Die evangelische Schule und das philologische Gymnasium in Smyrna haben bis heute ihren Ruf bewahrt; selbst Trapezunt trat in das geistige Leben mit ein, das besonders von den Donaufürstentümern aus (Akademie von Bukarest [* 5] und Zentralschule von Jassy), von Janina aus und vor allem durch die 1808 gegründete, von dem Philhellenen Lord Guilford aufs reichste ausgestattete Universität zu Korfu [* 6] mächtige Impulse erhielt; letztere war bis zur Gründung der Universität Athen [* 7] (1837) der Mittelpunkt der gesamten griechischen Bildung.

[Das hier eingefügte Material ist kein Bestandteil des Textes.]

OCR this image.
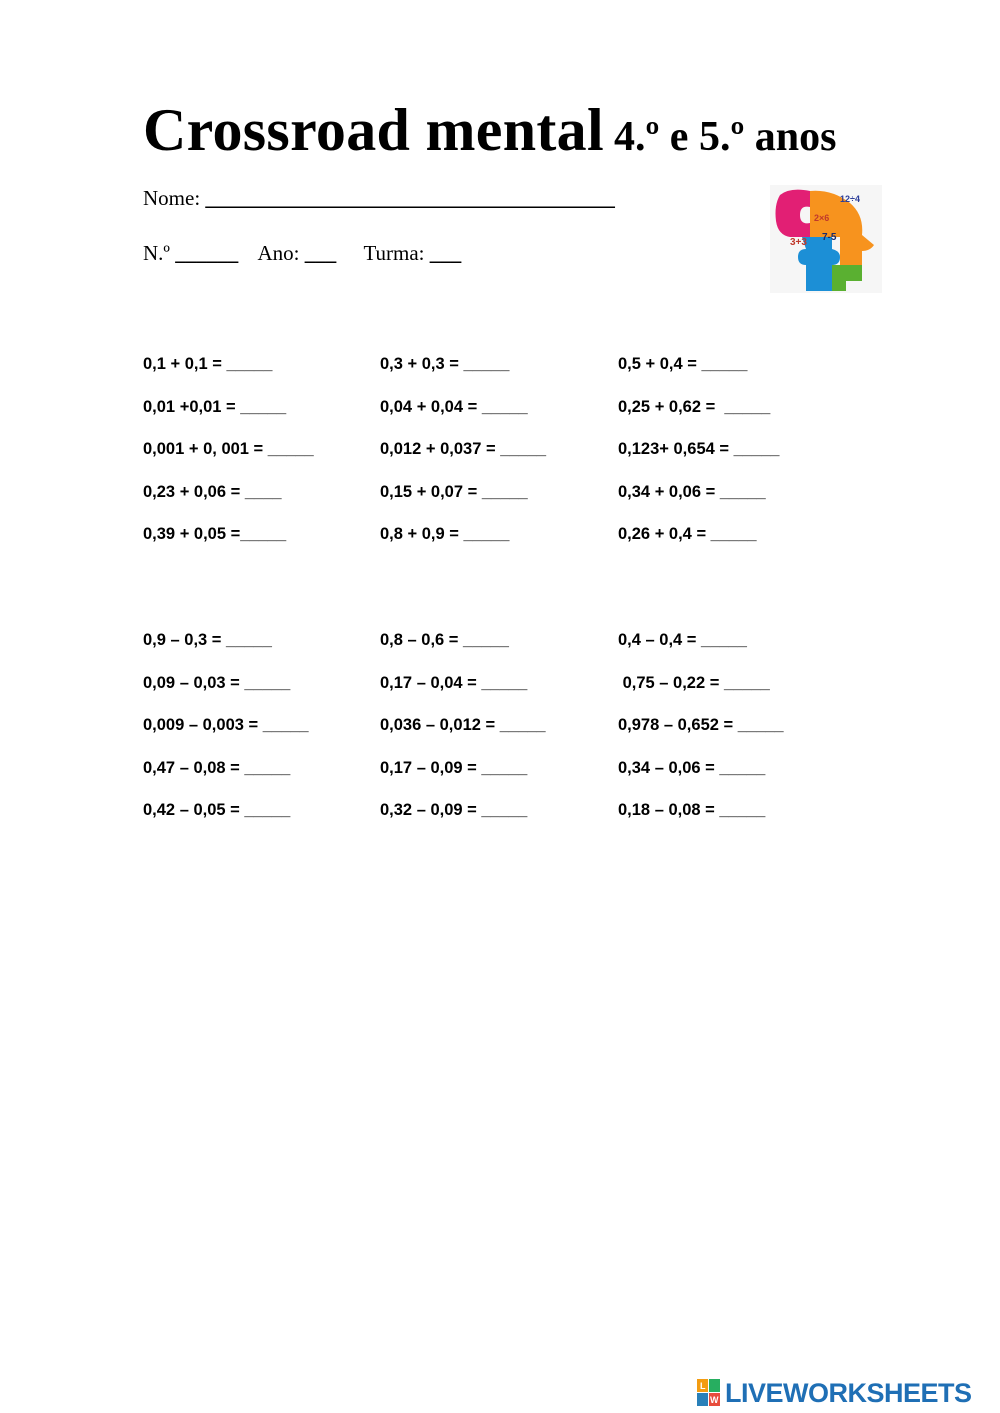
Crossroad mental 4.º e 5.º anos
Nome: _______________________________________
N.º ______ Ano: ___ Turma: ___
12÷4
2×6
7-5
3+3
0,1 + 0,1 = _____	0,3 + 0,3 = _____	0,5 + 0,4 = _____
0,01 +0,01 = _____	0,04 + 0,04 = _____	0,25 + 0,62 =  _____
0,001 + 0, 001 = _____	0,012 + 0,037 = _____	0,123+ 0,654 = _____
0,23 + 0,06 = ____	0,15 + 0,07 = _____	0,34 + 0,06 = _____
0,39 + 0,05 =_____	0,8 + 0,9 = _____	0,26 + 0,4 = _____
0,9 – 0,3 = _____	0,8 – 0,6 = _____	0,4 – 0,4 = _____
0,09 – 0,03 = _____	0,17 – 0,04 = _____	0,75 – 0,22 = _____
0,009 – 0,003 = _____	0,036 – 0,012 = _____	0,978 – 0,652 = _____
0,47 – 0,08 = _____	0,17 – 0,09 = _____	0,34 – 0,06 = _____
0,42 – 0,05 = _____	0,32 – 0,09 = _____	0,18 – 0,08 = _____
L
W LIVEWORKSHEETS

Neben Korais sind unter den Schöpfern der modernen Litteratur der Griechen zu nennen: der Philosoph Nikiphoros Theotokis (1737-1800), der Philolog Nikolaos Mavrommatis (1771-1817), der als Vermittler westlicher Bildung verdienstliche Polyhistor Michael Kumas (1777-1833), der als Redner und Volksbildner gefeierte Konstantinos Ikonomos (Ökonomos, 1780-1857; Hauptwerk: »Über die richtige Aussprache des Griechischen«, 1830), der Historiker Andreas Mustoxydis (1785-1860),
der Herausgeber alter Autoren, Neophytos Dukas (1760-1845). Ihnen schließen sich die Darsteller der griechischen Freiheitskämpfe an: Germanos, Metropolit von Paträ (»Ὑπομνήματα περὶ τῆς ἐπαναστάσεως τῆς Ἑλλάδος«, Athen 1837), Omiridis (Homerides, über die Thaten der Bewohner von Hydra und Spezzia, Nauplia 1831),
Perrhävos (über die Kämpfe der Sulioten, Vened. 1811-15),
Kolokotronis (Memoiren in sehr geschmackloser Darstellung, Athen 1851), Phrantzis (»Ἐπιτομὴ τῆς ἱστορίας τῆς ἀναγεννηθείσης Ἑλλάδος«, das. 1839),
vor allen Trikupis (»Ἱστορία τῆς ἑλληνικῆς ἐπαναστάσεως«, Lond. 1853, 4 Bde.) und Paparrhigopulos (»Ἱστορικαὶ πραγματεῖαι«, 1858). Unter den Philologen u. Archäologen der Neuzeit sind besonders zu nennen: Alexandros Rangawis (Rangabé, geb. 1810; »Antiquités helléniques«, Athen 1842-55, 2 Bde.; »Ἀρχαιολογία«, das. 1866, 2 Bde.),
Stephanos Kumanudis (»Ἐπιγραφαὶ Ἀττικῆς ἐπιτύμβιοι«, das. 1871),
Konstantinos Asopios (»Ἱστορία ἑλλήνων ποιητῶν καὶ συγγραφέων«, das. 1850),
Nikolaus Pikkolos (gest. 1865, Herausgeber der Tiergeschichte des Aristoteles),
Konstantinos Sathas (Herausgeber der »Μεσαιωνικὴ βιβλιοθήκη«, Vened. u. Par. 1872-77, Bd. 1-6, der »Documents inédits relatifs à l'histoire de la Grèce au moyen-àge«, Par. 1880 ff., u. a.).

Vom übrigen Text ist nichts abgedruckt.